Once the school saw this student’s success, it moved quickly to start using Voice Notes with other students with similar difficulties. Burke says the school always had computers in the classrooms, but the HP TouchSmart computers were more effective. “I don’t know what it is—maybe because they can touch the screen,” Burke mused. She was able to continue to use the TouchSmart to help other autistic students play games with the other students. 

Burke relates another story about a student who had difficulty using the school’s computers. This student’s mother told Burke that while he loved playing
on the computer at home, he was very afraid of using one at school. Burke worked on desensitizing the child to the computer, getting him to slowly overcome his aversion. Since he was familiar with the computer at home, he then took to the school computer quickly, and Burke was even able to get him to start playing computer games with others. “Suddenly he was talking to the computer, but with appropriate phrases,” Burke says. The child is now in third grade and interacting well with other students. 

Burke has been amazed by the progress the kids have made using the TouchSmart computers. “It kind of opens up a whole other world. You feel for the parents who come in and say, ‘I’m coming to this school because I want my child to have a friend who’s [not disabled], and that’s huge.” Burke says often students set up playdates that wound up disastrous because the disabled student didn’t have the social skills to be able to interact with the nondisabled students. 

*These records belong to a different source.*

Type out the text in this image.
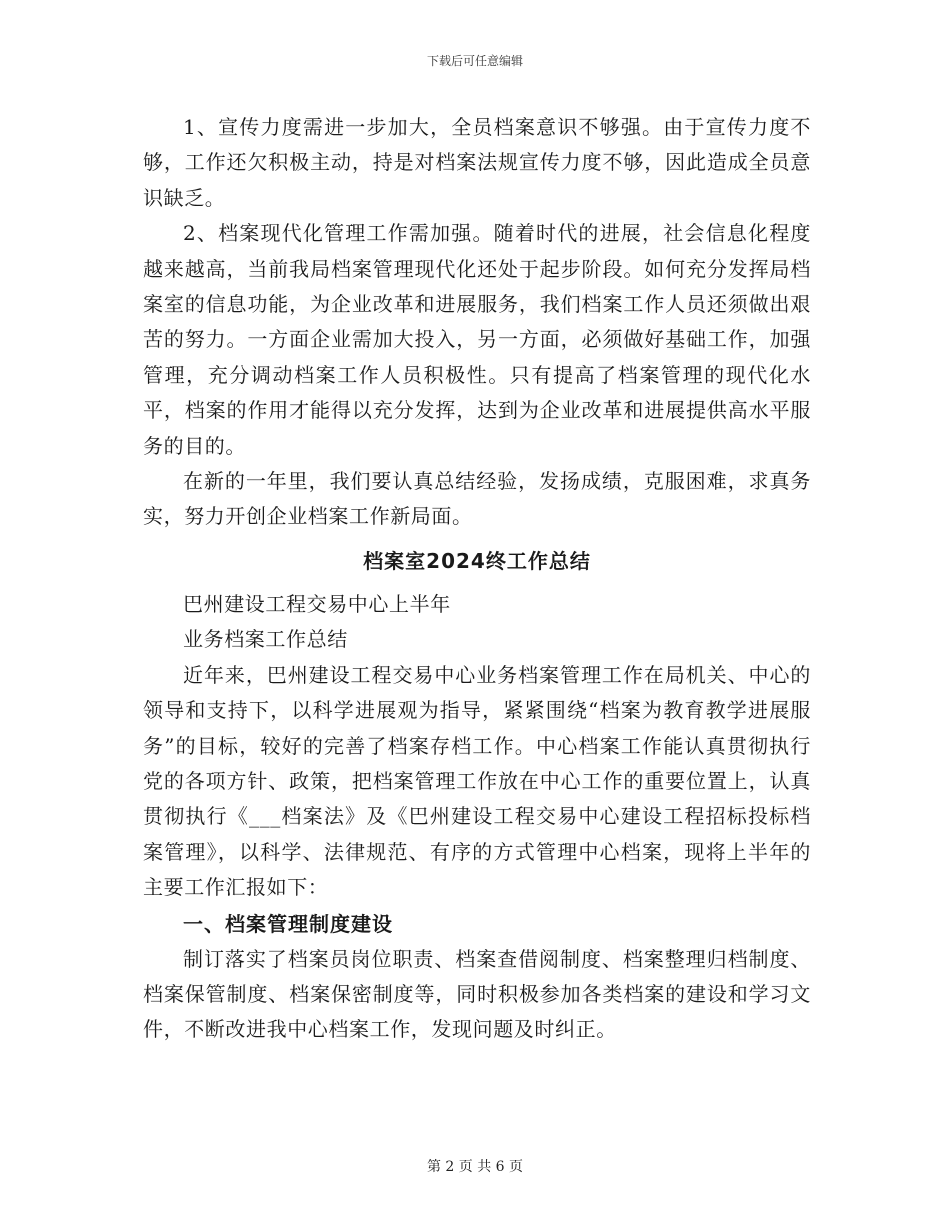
下载后可任意编辑

1、宣传力度需进一步加大，全员档案意识不够强。由于宣传力度不够，工作还欠积极主动，持是对档案法规宣传力度不够，因此造成全员意识缺乏。

2、档案现代化管理工作需加强。随着时代的进展，社会信息化程度越来越高，当前我局档案管理现代化还处于起步阶段。如何充分发挥局档案室的信息功能，为企业改革和进展服务，我们档案工作人员还须做出艰苦的努力。一方面企业需加大投入，另一方面，必须做好基础工作，加强管理，充分调动档案工作人员积极性。只有提高了档案管理的现代化水平，档案的作用才能得以充分发挥，达到为企业改革和进展提供高水平服务的目的。

在新的一年里，我们要认真总结经验，发扬成绩，克服困难，求真务实，努力开创企业档案工作新局面。

档案室2024终工作总结

巴州建设工程交易中心上半年

业务档案工作总结

近年来，巴州建设工程交易中心业务档案管理工作在局机关、中心的领导和支持下，以科学进展观为指导，紧紧围绕“档案为教育教学进展服务”的目标，较好的完善了档案存档工作。中心档案工作能认真贯彻执行党的各项方针、政策，把档案管理工作放在中心工作的重要位置上，认真贯彻执行《___档案法》及《巴州建设工程交易中心建设工程招标投标档案管理》，以科学、法律规范、有序的方式管理中心档案，现将上半年的主要工作汇报如下：

一、档案管理制度建设

制订落实了档案员岗位职责、档案查借阅制度、档案整理归档制度、档案保管制度、档案保密制度等，同时积极参加各类档案的建设和学习文件，不断改进我中心档案工作，发现问题及时纠正。

第 2 页 共 6 页
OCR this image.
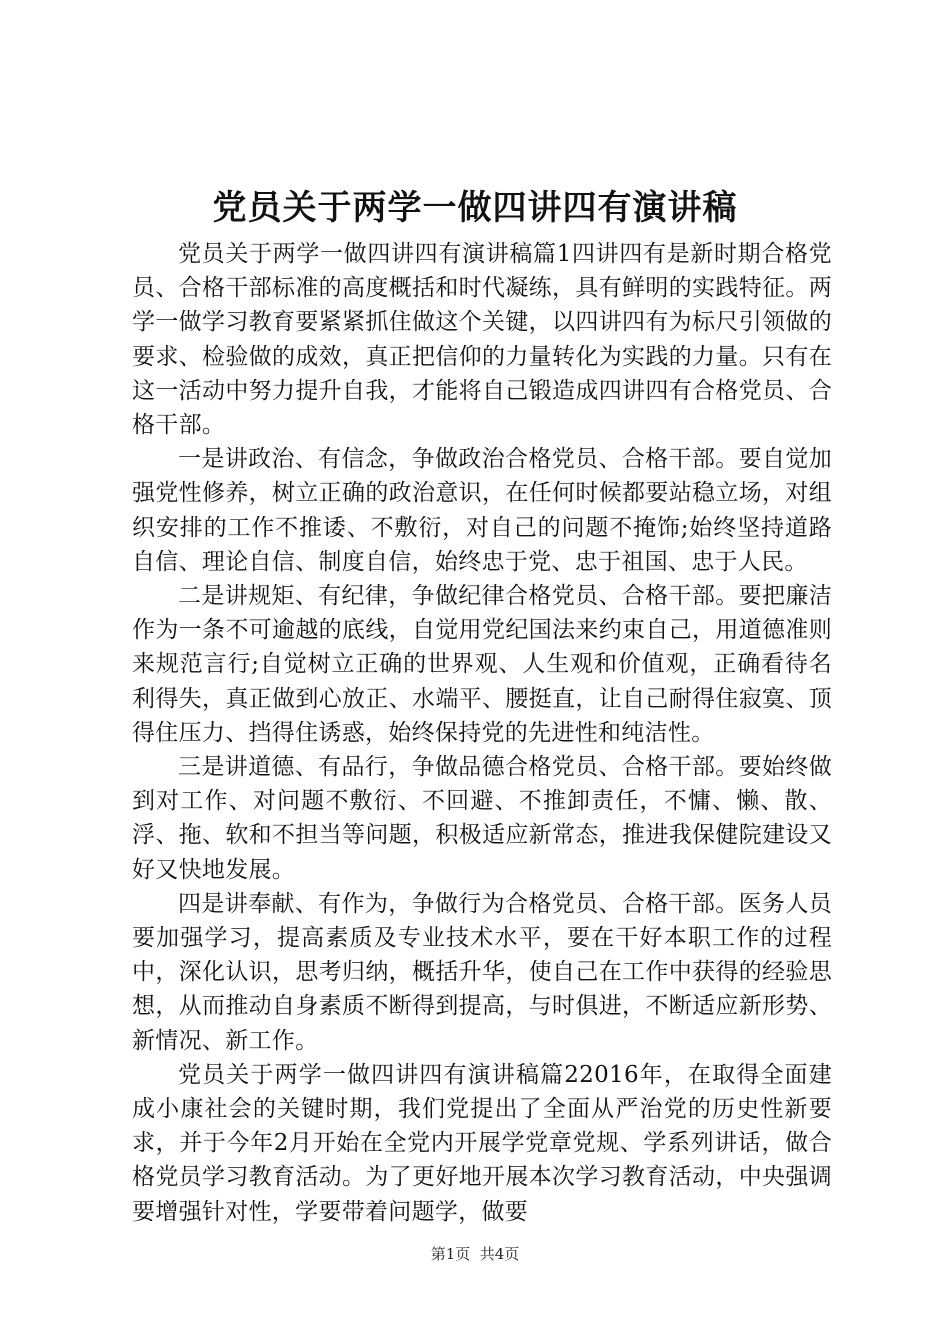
党员关于两学一做四讲四有演讲稿

党员关于两学一做四讲四有演讲稿篇1四讲四有是新时期合格党员、合格干部标准的高度概括和时代凝练，具有鲜明的实践特征。两学一做学习教育要紧紧抓住做这个关键，以四讲四有为标尺引领做的要求、检验做的成效，真正把信仰的力量转化为实践的力量。只有在这一活动中努力提升自我，才能将自己锻造成四讲四有合格党员、合格干部。

一是讲政治、有信念，争做政治合格党员、合格干部。要自觉加强党性修养，树立正确的政治意识，在任何时候都要站稳立场，对组织安排的工作不推诿、不敷衍，对自己的问题不掩饰;始终坚持道路自信、理论自信、制度自信，始终忠于党、忠于祖国、忠于人民。

二是讲规矩、有纪律，争做纪律合格党员、合格干部。要把廉洁作为一条不可逾越的底线，自觉用党纪国法来约束自己，用道德准则来规范言行;自觉树立正确的世界观、人生观和价值观，正确看待名利得失，真正做到心放正、水端平、腰挺直，让自己耐得住寂寞、顶得住压力、挡得住诱惑，始终保持党的先进性和纯洁性。

三是讲道德、有品行，争做品德合格党员、合格干部。要始终做到对工作、对问题不敷衍、不回避、不推卸责任，不慵、懒、散、浮、拖、软和不担当等问题，积极适应新常态，推进我保健院建设又好又快地发展。

四是讲奉献、有作为，争做行为合格党员、合格干部。医务人员要加强学习，提高素质及专业技术水平，要在干好本职工作的过程中，深化认识，思考归纳，概括升华，使自己在工作中获得的经验思想，从而推动自身素质不断得到提高，与时俱进，不断适应新形势、新情况、新工作。

党员关于两学一做四讲四有演讲稿篇22016年，在取得全面建成小康社会的关键时期，我们党提出了全面从严治党的历史性新要求，并于今年2月开始在全党内开展学党章党规、学系列讲话，做合格党员学习教育活动。为了更好地开展本次学习教育活动，中央强调要增强针对性，学要带着问题学，做要

第1页  共4页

Giving the disabled students more opportunities to socialize and interact with the nondisabled students helps the entire school community, Burke points
out. She says now two autistic students have a standing playdate every Friday afternoon with a nondisabled student. “That’s priceless in terms of what it can do for a parent, for the child himself, and even for teaching the [nondisabled] child to be compassionate or empathetic with a child who has special
needs,” Burke says. Another benefit: The non-disabled children can see that the disabled children aren’t as different as they might seem, she adds. 

The school is also using other types of speech technology to help students. “We use Microsoft speech recognition. We’ve done that, too, for some of the
kids who have fine-motor challenges; it’s really hard for them to type, or it’s hard for them to spell. It’s this labor-intensive process,” Burke says.
“We have a lot of kids who know what they want to say or what they want to write, but can’t get the words out or can’t write the words.” 

The school was also able to get Dragon NaturallySpeaking software from Nuance Communications for some of those students. “[We’ll do] anything we can do to make it easier for kids to learn or easier to help the kids be more included,” Burke says.